Pernikahan anak masih menjadi tantangan besar dalam perlindungan hak anak di Indonesia. Meski Undang-Undang Perkawinan telah menetapkan batas usia minimal 19 tahun bagi perempuan dan laki-laki, praktik pernikahan dini masih bisa terjadi dengan izin pengadilanatau alasan khusus seperti adat, kehamilan, dan tekanan sosial.

Pemerintah Kabupaten Wajo melalui DP2KBP3A berkomitmen untuk terus menekan angka pernikahan anak dengan berbagai pendekatan, mulai dari pendampingan keluarga, penyuluhan hukum, hingga kerja sama dengan tokoh agama dan adat.

“Pendidikan dan sosialisasi sangat penting. Karena bukan hanya soal hukum, tapi menyangkut masa depan anak yang harusnya tumbuh dan berkembang optimal, bukan dipaksa menikah di usia dini,” tutup Gusnaeni.

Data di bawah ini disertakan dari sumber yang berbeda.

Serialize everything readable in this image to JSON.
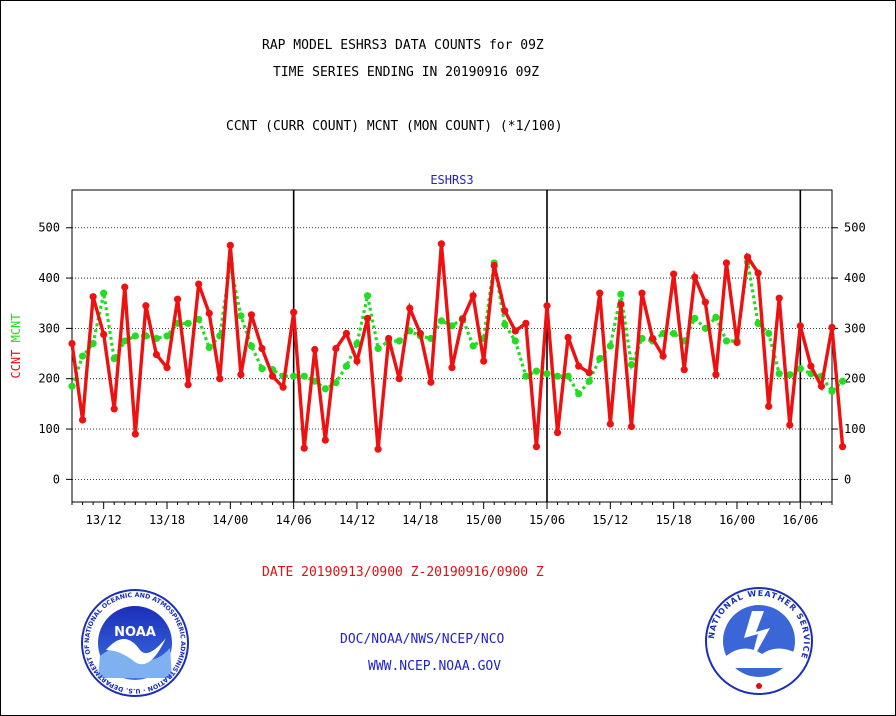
{
  "header": {
    "line1": "RAP MODEL ESHRS3 DATA COUNTS for 09Z",
    "line2": "TIME SERIES ENDING IN 20190916 09Z",
    "line3": "CCNT (CURR COUNT) MCNT (MON COUNT) (*1/100)"
  },
  "footer": {
    "date_range": "DATE 20190913/0900 Z-20190916/0900 Z",
    "org": "DOC/NOAA/NWS/NCEP/NCO",
    "url": "WWW.NCEP.NOAA.GOV"
  },
  "logos": {
    "left": {
      "inner_text": "NOAA",
      "ring_text": "NATIONAL OCEANIC AND ATMOSPHERIC ADMINISTRATION · U.S. DEPARTMENT OF COMMERCE"
    },
    "right": {
      "ring_text": "NATIONAL WEATHER SERVICE"
    }
  },
  "colors": {
    "ccnt": "#ee1111",
    "mcnt": "#22dd22",
    "label_blue": "#2222cc",
    "footer_red": "#dd1111"
  },
  "chart_data": {
    "type": "line",
    "title": "ESHRS3",
    "ylabel_left": [
      "CCNT",
      "MCNT"
    ],
    "ylim": [
      -45,
      575
    ],
    "yticks": [
      0,
      100,
      200,
      300,
      400,
      500
    ],
    "xlim": [
      0,
      72
    ],
    "xticks": [
      {
        "x": 3,
        "label": "13/12"
      },
      {
        "x": 9,
        "label": "13/18"
      },
      {
        "x": 15,
        "label": "14/00"
      },
      {
        "x": 21,
        "label": "14/06"
      },
      {
        "x": 27,
        "label": "14/12"
      },
      {
        "x": 33,
        "label": "14/18"
      },
      {
        "x": 39,
        "label": "15/00"
      },
      {
        "x": 45,
        "label": "15/06"
      },
      {
        "x": 51,
        "label": "15/12"
      },
      {
        "x": 57,
        "label": "15/18"
      },
      {
        "x": 63,
        "label": "16/00"
      },
      {
        "x": 69,
        "label": "16/06"
      }
    ],
    "day_lines": [
      21,
      45,
      69
    ],
    "grid": true,
    "series": [
      {
        "name": "CCNT",
        "color": "#ee1111",
        "values": [
          270,
          118,
          363,
          288,
          140,
          382,
          90,
          345,
          248,
          222,
          358,
          188,
          388,
          330,
          200,
          465,
          208,
          327,
          260,
          205,
          183,
          332,
          62,
          258,
          78,
          260,
          290,
          235,
          320,
          60,
          280,
          200,
          340,
          290,
          193,
          468,
          222,
          318,
          365,
          235,
          425,
          335,
          295,
          310,
          65,
          345,
          93,
          282,
          225,
          212,
          370,
          110,
          348,
          105,
          370,
          280,
          245,
          408,
          218,
          402,
          352,
          208,
          430,
          272,
          442,
          410,
          145,
          360,
          108,
          305,
          225,
          185,
          302,
          65
        ]
      },
      {
        "name": "MCNT",
        "color": "#22dd22",
        "values": [
          185,
          245,
          270,
          370,
          240,
          275,
          285,
          285,
          280,
          285,
          310,
          310,
          318,
          262,
          285,
          428,
          325,
          265,
          220,
          218,
          205,
          205,
          205,
          195,
          180,
          192,
          225,
          270,
          365,
          260,
          275,
          275,
          295,
          285,
          280,
          315,
          305,
          320,
          265,
          280,
          430,
          308,
          275,
          205,
          215,
          210,
          205,
          205,
          170,
          195,
          240,
          265,
          368,
          228,
          280,
          275,
          290,
          290,
          275,
          320,
          300,
          322,
          275,
          275,
          432,
          310,
          290,
          210,
          208,
          220,
          210,
          205,
          175,
          195
        ]
      }
    ]
  }
}
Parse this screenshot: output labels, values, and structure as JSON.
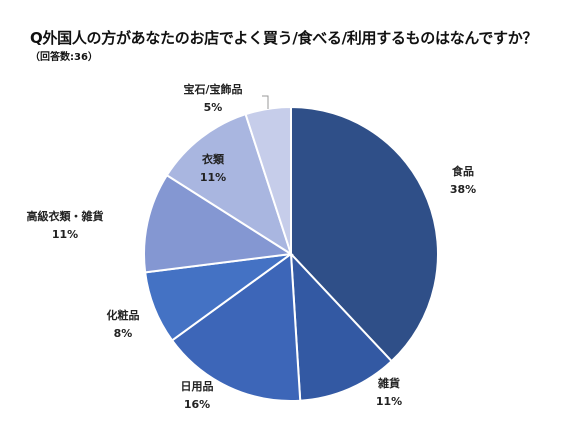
{
  "chart_data": {
    "type": "pie",
    "title": "Q外国人の方があなたのお店でよく買う/食べる/利用するものはなんですか？",
    "subtitle": "（回答数:36）",
    "start_angle_deg": 0,
    "direction": "clockwise",
    "slices": [
      {
        "label": "食品",
        "value": 38,
        "value_label": "38%",
        "color": "#2f4f88"
      },
      {
        "label": "雑貨",
        "value": 11,
        "value_label": "11%",
        "color": "#3359a3"
      },
      {
        "label": "日用品",
        "value": 16,
        "value_label": "16%",
        "color": "#3d66b8"
      },
      {
        "label": "化粧品",
        "value": 8,
        "value_label": "8%",
        "color": "#4472c4"
      },
      {
        "label": "高級衣類・雑貨",
        "value": 11,
        "value_label": "11%",
        "color": "#8497d2"
      },
      {
        "label": "衣類",
        "value": 11,
        "value_label": "11%",
        "color": "#a9b6e0"
      },
      {
        "label": "宝石/宝飾品",
        "value": 5,
        "value_label": "5%",
        "color": "#c6cdea"
      }
    ]
  }
}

Fenomena pernikahan anak, terutama yang melibatkan usia sangat muda seperti 12 tahun, menunjukkan masih adanya kesenjangan pemahaman hukum dan budaya di tengah masyarakat. Diperlukan sinergi antara pemerintah, tokoh masyarakat, dan keluarga untuk menghentikan praktik ini demi masa depan generasi muda Indonesia.